Ethiopie/Barrage de renaissance: Le dialogue est la seule solution pour résoudre le problème, selon un dirigeant soudanais

Le Soudan tient à la stabilité de son environnement

Abdel Fattah al-Burhan, président du Conseil de souveraineté du Soudan, a déclaré mercredi que le dialogue est la seule solution pour résoudre le problème du Grand barrage éthiopien de la Renaissance (GERD).

Alors que les négociations sont dans l’impasse , dans une déclaration à la chaîne Al-Arabiya, le président du  Conseil  de souveraineté a  indiqué que le Soudan tient à la stabilité de son environnement, en particulier en Éthiopie. Al-Burhan a affirmé que « la composante militaire » au Soudan s’est engagée à soutenir la transition démocratique dans le pays. Le 8 juillet, le ministre égyptien des Affaires étrangères Sameh Shoukry et son homologue soudanais, Mariam Al-Sadiq Al-Mahdi, ont fait part de leurs inquiétudes devant le Conseil de sécurité des Nations Unies, expliquant les menaces que le barrage éthiopien fait peser sur leurs peuples et leurs droits sur l’eau au cas où aucun accord contraignant ne serait conclu entre leurs trois pays.Les ambassadeurs des États membres du CSNU ont également affirmé la nécessité d’une reprise rapide des pourparlers du grand barrage éthiopien  sous les auspices de l’Union africaine.L’envoyé spécial de l’ONU pour la Corne de l’Afrique, Parfait Onanga-Anyanga, a déclaré à Nation Africa que les parties du GERD ne pouvaient toujours pas parvenir à un accord sur le remplissage et l’exploitation du barrage malgré leurs négociations et les recommandations précédentes du Conseil de sécurité.

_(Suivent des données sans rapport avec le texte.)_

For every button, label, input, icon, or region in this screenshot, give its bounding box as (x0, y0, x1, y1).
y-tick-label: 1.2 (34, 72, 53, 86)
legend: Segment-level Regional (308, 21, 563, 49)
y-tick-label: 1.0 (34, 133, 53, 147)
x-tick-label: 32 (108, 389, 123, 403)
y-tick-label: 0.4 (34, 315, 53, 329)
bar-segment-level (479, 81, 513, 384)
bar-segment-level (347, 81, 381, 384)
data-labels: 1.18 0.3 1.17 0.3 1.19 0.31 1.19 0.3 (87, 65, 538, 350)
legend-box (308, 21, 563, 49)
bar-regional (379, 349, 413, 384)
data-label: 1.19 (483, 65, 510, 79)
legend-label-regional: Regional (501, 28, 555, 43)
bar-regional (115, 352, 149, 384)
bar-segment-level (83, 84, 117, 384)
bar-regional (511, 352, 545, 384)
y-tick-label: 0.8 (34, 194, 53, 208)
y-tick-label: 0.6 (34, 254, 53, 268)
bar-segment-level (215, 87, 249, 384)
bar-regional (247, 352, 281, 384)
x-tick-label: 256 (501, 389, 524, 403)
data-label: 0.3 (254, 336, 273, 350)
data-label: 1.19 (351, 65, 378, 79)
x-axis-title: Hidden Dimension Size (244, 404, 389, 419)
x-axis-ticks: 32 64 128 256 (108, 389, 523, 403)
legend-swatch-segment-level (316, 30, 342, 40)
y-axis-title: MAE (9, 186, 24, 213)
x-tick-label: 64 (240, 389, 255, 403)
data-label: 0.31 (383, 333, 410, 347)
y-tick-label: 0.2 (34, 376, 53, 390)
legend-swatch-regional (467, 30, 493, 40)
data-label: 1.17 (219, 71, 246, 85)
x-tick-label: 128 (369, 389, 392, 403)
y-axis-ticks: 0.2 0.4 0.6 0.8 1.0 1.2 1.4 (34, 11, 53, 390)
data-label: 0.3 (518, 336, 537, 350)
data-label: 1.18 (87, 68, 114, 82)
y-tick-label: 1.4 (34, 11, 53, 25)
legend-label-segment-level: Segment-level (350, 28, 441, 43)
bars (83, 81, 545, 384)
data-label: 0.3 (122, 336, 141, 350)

L’OUNU et l’UA  cadres de résolution de ce différend

L’Égypte, qui dépend presque entièrement du Nil pour ses besoins en eau, s’inquiète du fait que la plupart des années de remplissage, un volume spécifique n’est pas garanti.

Il a déclaré que la Ligue arabe a appelé l’Éthiopie à ne prendre aucune mesure unilatérale pour combler le remplissage du barrage sans parvenir à un accord contraignant, mais en réponse, Addis-Abeba a refusé la déclaration de l’AL et a appelé à s’en tenir à la médiation de l’UA.Le représentant de la RD Congo au Conseil de sécurité des Nations Unies, pour sa part, a déclaré que l’établissement du GERD constitue une menace pour le Soudan et l’Égypte, qui dépendent fortement du Nil, ce qui a conduit à des tensions au cours des dernières années. L’Union africaine a pris plusieurs initiatives pour parvenir à un accord sur le barrage de la Renaissance, mais il reste encore un certain nombre de points concernant le remplissage et l’exploitation du barrage qui sont toujours en litige entre les trois pays, a déclaré le représentant congolais ajoutant que 90% des problèmes techniques sur le GERD ont déjà été résolus et que les trois pays n’ont qu’à se mettre d’accord sur le reste des aspects juridiques et techniques.